JACKSONVILLE, Fla. – The Hart Bridge, somewhat affectionately known as the Green Monster to those who run across it during the annual Gate River Run, cost $8.8 million to build in 1967.
In the late 1990s, it was one of the longest cantilever bridges in the world.
On Saturday, engineers with the Florida Department of Transportation were out examining the bridge, a process that can take up to four weeks.
“We have a really robust bridge maintenance program,” FDOT spokesman Hampton Ray said. “We do inspect this structure every two years, and it’s an iconic piece of infrastructure for our city.”
Ray described the top-to-bottom inspection process.
“We have folks with cameras, measuring tape, they are literally taking within two feet, any crack, deficiency they see, they are taking it and jotting it down, tracking it over the long term and protect this structure,” Ray said.
Ross Hammock, district structures maintenance engineer with FDOT explains what happens next.
“If anything was found, we would make repairs, whether it was minor to hopefully not severe. If something severe was found, we would shut it down, make that repair, and would not open it back up until it was safe,” Hammock said.
Hammock said the key with a truss bridge like the Hart is protecting the steel over time.
“Keep it painted so it doesn’t rust,” he said.
The focus Saturday was on the bridge’s deck.
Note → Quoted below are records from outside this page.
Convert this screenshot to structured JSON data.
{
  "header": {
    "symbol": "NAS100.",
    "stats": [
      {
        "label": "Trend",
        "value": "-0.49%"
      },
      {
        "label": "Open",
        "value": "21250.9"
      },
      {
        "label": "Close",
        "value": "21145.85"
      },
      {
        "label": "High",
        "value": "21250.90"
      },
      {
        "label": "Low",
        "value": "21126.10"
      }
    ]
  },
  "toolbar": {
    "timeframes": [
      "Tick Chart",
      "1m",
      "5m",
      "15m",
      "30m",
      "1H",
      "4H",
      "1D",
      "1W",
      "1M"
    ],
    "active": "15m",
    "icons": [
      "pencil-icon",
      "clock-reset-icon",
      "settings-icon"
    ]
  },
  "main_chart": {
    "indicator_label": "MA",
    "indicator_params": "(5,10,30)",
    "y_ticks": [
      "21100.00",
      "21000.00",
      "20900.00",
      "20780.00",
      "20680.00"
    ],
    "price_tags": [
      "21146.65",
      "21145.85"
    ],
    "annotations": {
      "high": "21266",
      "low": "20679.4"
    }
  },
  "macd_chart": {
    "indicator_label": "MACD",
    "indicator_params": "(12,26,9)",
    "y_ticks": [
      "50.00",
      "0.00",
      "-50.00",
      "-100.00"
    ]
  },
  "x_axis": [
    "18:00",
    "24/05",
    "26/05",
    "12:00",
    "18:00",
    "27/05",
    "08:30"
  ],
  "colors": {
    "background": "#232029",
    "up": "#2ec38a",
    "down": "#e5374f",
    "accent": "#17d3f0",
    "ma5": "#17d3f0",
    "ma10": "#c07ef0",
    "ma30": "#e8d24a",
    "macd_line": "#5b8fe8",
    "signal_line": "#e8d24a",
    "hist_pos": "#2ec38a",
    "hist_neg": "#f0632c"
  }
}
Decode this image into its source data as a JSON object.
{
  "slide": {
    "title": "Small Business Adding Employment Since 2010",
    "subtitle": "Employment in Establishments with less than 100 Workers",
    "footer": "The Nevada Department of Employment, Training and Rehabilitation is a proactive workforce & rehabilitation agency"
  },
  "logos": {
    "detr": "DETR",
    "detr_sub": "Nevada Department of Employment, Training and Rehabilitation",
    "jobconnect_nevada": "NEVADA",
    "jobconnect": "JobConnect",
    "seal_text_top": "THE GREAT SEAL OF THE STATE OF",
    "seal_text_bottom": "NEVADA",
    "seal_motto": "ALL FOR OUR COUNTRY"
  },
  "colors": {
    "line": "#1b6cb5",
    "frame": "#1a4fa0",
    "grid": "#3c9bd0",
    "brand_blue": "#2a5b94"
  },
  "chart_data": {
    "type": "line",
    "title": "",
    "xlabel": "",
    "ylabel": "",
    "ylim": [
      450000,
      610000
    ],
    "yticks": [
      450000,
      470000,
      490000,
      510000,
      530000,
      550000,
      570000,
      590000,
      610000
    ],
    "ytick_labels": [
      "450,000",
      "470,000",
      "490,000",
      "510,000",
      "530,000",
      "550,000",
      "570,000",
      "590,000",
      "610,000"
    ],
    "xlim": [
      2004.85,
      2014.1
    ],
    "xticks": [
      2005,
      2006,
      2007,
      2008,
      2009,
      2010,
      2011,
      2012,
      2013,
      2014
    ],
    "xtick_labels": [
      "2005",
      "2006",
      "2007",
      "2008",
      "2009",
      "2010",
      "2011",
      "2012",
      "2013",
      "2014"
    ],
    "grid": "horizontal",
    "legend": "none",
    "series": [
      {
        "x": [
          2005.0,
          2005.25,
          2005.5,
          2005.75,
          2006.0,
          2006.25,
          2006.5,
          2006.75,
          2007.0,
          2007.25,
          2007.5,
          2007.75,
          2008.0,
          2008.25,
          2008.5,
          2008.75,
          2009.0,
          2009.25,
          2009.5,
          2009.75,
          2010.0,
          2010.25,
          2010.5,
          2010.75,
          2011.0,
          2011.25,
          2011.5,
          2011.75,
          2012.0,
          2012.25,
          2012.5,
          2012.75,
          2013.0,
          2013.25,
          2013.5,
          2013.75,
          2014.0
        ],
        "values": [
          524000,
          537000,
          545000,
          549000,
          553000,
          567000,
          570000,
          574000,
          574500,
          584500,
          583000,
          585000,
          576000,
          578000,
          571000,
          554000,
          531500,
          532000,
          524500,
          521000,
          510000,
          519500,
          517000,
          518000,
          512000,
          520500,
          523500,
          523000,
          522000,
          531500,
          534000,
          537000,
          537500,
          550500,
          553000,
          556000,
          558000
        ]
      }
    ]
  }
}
In a few weeks, inspectors will examine the bridge’s cables.
Hammock said not to worry -- the inspections don’t mean the bridge needs to close.
“Rest assured it is safe to travel on,” Hammock said. “This is what we do. We do it every two years -- a routine inspection to make sure the bridge stays safe and for people to travel it over safely.”
FDOT says this inspection is routine and has nothing to do with a recent incident on the Buckman Bridge that led to an hours-long shutdown and an emergency repair.